Mamma Isis sarà presto libera. Alice Brignoli, una donna di 45 anni originaria di Bulciago, sta terminando di scontare la sua pena per aver aderito all’Isis nel febbraio 2015. In quel periodo, Alice portò con sé i suoi tre figli, di due, quattro e sei anni, nel Califfato nero. Durante la sua permanenza in Siria, Alice diede alla luce un quarto figlio. Dopo essere stata liberata dal campo profughi di Al-Hol nella zona del Kurdistan e riportata in Italia dai carabinieri del Ros di Milano nel settembre 2020, Alice fu immediatamente arrestata e condannata a quattro anni di carcere per terrorismo internazionale.

Adesso le mancano solo otto mesi per completare la sua condanna di 48 mesi, ma si è comportata in maniera esemplare in prigione. Grazie alla sua buona condotta, ha ottenuto uno sconto e tra due settimane lascerà il carcere di San Vittore. La sua data di scarcerazione definitiva è il 2 gennaio, un martedì. Chi ha avuto modo di conoscerla durante il suo percorso assicura che oggi è una donna completamente diversa e che ha compreso l’errore grave commesso nel 2015.

Alice desidera incontrare immediatamente i suoi quattro figli, abbracciarli e ricominciare ad essere la loro vera mamma. Tuttavia, le è stata revocata la potestà genitoriale quando la sua famiglia si trovava ancora in Siria. La questione è delicata e complicata, secondo l’avvocato Simona Belloni, che è stata curatore speciale dei figli di Alice durante il processo.

I quattro fratellini, che attualmente frequentano scuole superiori, medie e elementari, vivono insieme in una comunità protetta. Sono seguiti da educatori e assistenti sociali. Nonostante tutto ciò che hanno passato, il sindaco di Bulciago, Luca Cattaneo, assicura che stanno bene. Spera che in futuro possano tornare a vivere con la loro madre e diventare di nuovo una famiglia unita, poiché crede che sia la soluzione migliore per tutti.

Durante la sua detenzione, Alice è riuscita a mantenere i contatti con i suoi figli attraverso telefonate periodiche e videochiamate sempre più frequenti.
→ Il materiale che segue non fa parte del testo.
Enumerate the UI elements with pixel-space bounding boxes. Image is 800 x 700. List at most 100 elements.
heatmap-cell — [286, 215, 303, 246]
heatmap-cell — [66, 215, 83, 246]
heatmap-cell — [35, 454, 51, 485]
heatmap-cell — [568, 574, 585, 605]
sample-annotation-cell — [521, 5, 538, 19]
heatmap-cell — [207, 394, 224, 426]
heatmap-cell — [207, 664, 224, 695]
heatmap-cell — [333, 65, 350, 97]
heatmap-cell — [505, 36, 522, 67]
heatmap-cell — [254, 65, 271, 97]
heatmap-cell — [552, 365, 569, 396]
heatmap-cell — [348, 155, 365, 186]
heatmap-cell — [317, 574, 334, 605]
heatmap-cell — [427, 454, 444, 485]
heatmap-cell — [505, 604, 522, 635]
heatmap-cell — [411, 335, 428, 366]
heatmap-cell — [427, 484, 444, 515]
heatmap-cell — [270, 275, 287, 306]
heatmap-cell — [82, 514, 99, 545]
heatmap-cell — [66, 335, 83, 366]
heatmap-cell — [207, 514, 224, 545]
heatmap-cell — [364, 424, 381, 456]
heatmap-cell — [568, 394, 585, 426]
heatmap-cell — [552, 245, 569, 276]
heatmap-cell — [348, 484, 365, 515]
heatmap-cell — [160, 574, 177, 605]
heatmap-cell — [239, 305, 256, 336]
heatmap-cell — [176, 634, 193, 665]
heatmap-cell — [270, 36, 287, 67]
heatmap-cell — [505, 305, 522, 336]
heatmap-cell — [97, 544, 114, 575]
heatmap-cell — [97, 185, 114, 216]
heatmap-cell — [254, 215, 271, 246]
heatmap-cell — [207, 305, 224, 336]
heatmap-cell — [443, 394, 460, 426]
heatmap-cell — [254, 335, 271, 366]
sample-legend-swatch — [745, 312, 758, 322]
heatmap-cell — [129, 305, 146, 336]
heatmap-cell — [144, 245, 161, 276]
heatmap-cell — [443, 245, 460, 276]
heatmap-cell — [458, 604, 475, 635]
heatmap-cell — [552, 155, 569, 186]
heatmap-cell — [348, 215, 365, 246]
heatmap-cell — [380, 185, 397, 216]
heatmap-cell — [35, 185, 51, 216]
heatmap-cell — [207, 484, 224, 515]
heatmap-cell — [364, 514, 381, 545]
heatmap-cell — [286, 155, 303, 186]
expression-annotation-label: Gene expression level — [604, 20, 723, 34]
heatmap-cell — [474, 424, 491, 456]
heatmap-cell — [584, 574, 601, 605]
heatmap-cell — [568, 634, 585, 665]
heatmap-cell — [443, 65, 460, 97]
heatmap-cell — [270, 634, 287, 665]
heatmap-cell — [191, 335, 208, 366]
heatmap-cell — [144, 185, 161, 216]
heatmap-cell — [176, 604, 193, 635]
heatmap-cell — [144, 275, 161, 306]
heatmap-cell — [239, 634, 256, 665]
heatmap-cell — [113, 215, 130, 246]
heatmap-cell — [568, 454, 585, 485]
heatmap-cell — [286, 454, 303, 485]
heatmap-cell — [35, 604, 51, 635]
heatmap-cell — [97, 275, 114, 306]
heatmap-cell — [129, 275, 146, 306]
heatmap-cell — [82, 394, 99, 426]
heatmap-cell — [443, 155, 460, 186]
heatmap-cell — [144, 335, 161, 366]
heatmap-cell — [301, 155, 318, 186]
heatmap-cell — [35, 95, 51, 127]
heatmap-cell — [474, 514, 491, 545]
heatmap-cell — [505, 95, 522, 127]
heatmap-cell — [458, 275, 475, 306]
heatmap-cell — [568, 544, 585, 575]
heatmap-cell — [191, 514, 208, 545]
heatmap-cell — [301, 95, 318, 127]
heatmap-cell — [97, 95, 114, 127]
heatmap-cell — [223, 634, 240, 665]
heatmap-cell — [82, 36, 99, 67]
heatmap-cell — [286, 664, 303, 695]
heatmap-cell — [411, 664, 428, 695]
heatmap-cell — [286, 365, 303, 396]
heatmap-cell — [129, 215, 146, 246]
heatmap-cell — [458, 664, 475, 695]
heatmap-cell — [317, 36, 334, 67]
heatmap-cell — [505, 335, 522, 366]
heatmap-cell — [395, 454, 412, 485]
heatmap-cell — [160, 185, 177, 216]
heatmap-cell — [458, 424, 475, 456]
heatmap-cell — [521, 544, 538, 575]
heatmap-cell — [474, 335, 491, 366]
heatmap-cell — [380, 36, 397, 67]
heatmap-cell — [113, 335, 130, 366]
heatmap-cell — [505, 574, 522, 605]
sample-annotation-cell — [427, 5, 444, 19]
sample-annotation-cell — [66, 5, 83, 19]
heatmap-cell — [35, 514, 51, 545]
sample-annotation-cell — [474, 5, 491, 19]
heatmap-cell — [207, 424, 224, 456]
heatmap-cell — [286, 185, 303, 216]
È stato deciso di non separare i bambini, poiché sarebbe stato un ulteriore trauma da aggiungere a tutto ciò che hanno già dovuto affrontare, tra cui la perdita del padre, Mohamed Koraichi. Mohamed morì a causa di un’infezione intestinale mentre era detenuto in un carcere di massima sicurezza ad Hasakah, pochi giorni prima della liberazione di Alice e dei loro figli. Aveva solo trentacinque anni. La sua morte probabilmente ha significato la salvezza per Alice e i bambini, poiché è improbabile che coloro che gestivano il campo profughi di Al-Hol avrebbero autorizzato la loro liberazione, forse preferendo tenerli come ostaggi per ottenere informazioni sugli islamisti di Daesh.